The court in Muter stated that pursuant to G.S. 1-75.12, “[t]he essential question for the trial court is whether allowing the matter to continue in North Carolina would work a substantial injustice on the moving party.” In making this determination, a trial court may consider the following factors:
(1) the nature of the case, (2) the convenience of the witnesses, (3) the availability of compulsory process to produce witnesses, (4) the relative ease of access to sources of proof, (5) the applicable law, (6) the burden of litigating matters not of local concern, (7) the desirability of litigating matters of local concern in local courts, (8) convenience and access to another forum, (9) choice of forum by plaintiff, and (10) all other practical considerations.
Muter, 203 NC App at 132.
The court of appeals held that the trial court considered each of the suggested factors and listed the following findings of fact in the trial court order as examples:
“31. Nature of the Case: This action involves the application for equitable distribution and spousal support, as pleaded by both parties.
32.Applicable Law: North Carolina law applies as to all aspects of this action.
33. Convenience of Witnesses: Those who may testify as to the date of separation and the assets which may be subject to equitable distribution will be predominantly from North Carolina.
34. Process to Compel Witness Attendance: North Carolina law is well suited [sic] to compel attendance of in-state witnesses, and to obtain the testimony of out-of-state witnesses.

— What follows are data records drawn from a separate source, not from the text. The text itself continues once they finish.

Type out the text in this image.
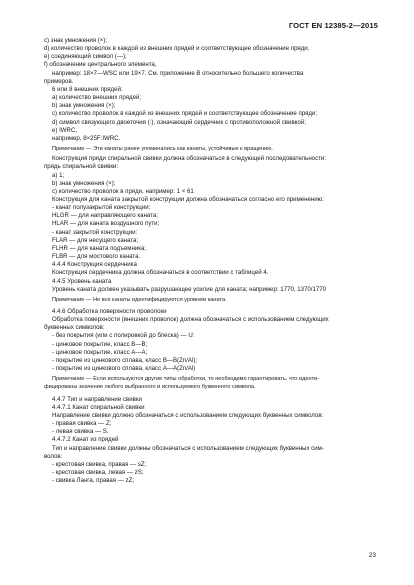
ГОСТ EN 12385-2—2015

с) знак умножения (×);

d) количество проволок в каждой из внешних прядей и соответствующее обозначение пряди,

e) соединяющий символ (—);

f) обозначение центрального элемента,

например: 18×7—WSC или 19×7. См. приложение В относительно большего количества

примеров.

6 или 8 внешних прядей:

а) количество внешних прядей;

b) знак умножения (×);

с) количество проволок в каждой из внешних прядей и соответствующее обозначение пряди;

d) символ связующего двоеточия (:), означающий сердечник с противоположной свивкой;

e) IWRC,

например, 8×25F:IWRC.

Примечание — Эти канаты ранее упоминались как канаты, устойчивые к вращению.

Конструкция пряди спиральной свивки должна обозначаться в следующей последовательности:

прядь спиральной свивки:

а) 1;

b) знак умножения (×);

с) количество проволок в пряди, например: 1 × 61

Конструкция для каната закрытой конструкции должна обозначаться согласно его применению:

- канат полузакрытой конструкции:

HLGR — для направляющего каната;

HLAR — для каната воздушного пути;

- канат закрытой конструкции:

FLAR — для несущего каната;

FLHR — для каната подъемника;

FLBR — для мостового каната.

4.4.4 Конструкция сердечника

Конструкция сердечника должна обозначаться в соответствии с таблицей 4.

4.4.5 Уровень каната

Уровень каната должен указывать разрушающее усилие для каната; например: 1770, 1370/1770

Примечание — Не все канаты идентифицируются уровнем каната.

4.4.6 Обработка поверхности проволоки

Обработка поверхности (внешних проволок) должна обозначаться с использованием следующих

буквенных символов:

- без покрытия (или с полировкой до блеска) — U:

- цинковое покрытие, класс В—В;

- цинковое покрытие, класс А—А;

- покрытие из цинкового сплава, класс В—В(Zn/Al);

- покрытие из цинкового сплава, класс А—А(Zn/Al)

Примечание — Если используются другие типы обработки, то необходимо гарантировать, что иденти-

фицированы значение любого выбранного и используемого буквенного символа.

4.4.7 Тип и направление свивки

4.4.7.1 Канат спиральной свивки

Направление свивки должно обозначаться с использованием следующих буквенных символов:

- правая свивка — Z;

- левая свивка — S.

4.4.7.2 Канат из прядей

Тип и направление свивки должны обозначаться с использованием следующих буквенных сим-

волов:

- крестовая свивка, правая — sZ;

- крестовая свивка, левая — zS;

- свивка Ланга, правая — zZ;

23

35. Ease of Access to Sources of Proof: Because almost all of the assets, both personal and real property, which may be subject to equitable distribution are located in North Carolina, North Carolina offers the easiest access to sources of proof.”
Muter, 203 NC App at 133.
The burden is on the party requesting the stay
The court in Muter pointed out that the burden is on the party requesting the stay to prove that proceeding in North Carolina would work a substantial injustice. The court held that it is not the job of the trial court to determine “the most convenient or ideal venue for resolving the matter but only to determine whether [the moving party] proved that proceeding in North Carolina would work a substantial injustice on her.” Muter, 203 NC App at 134.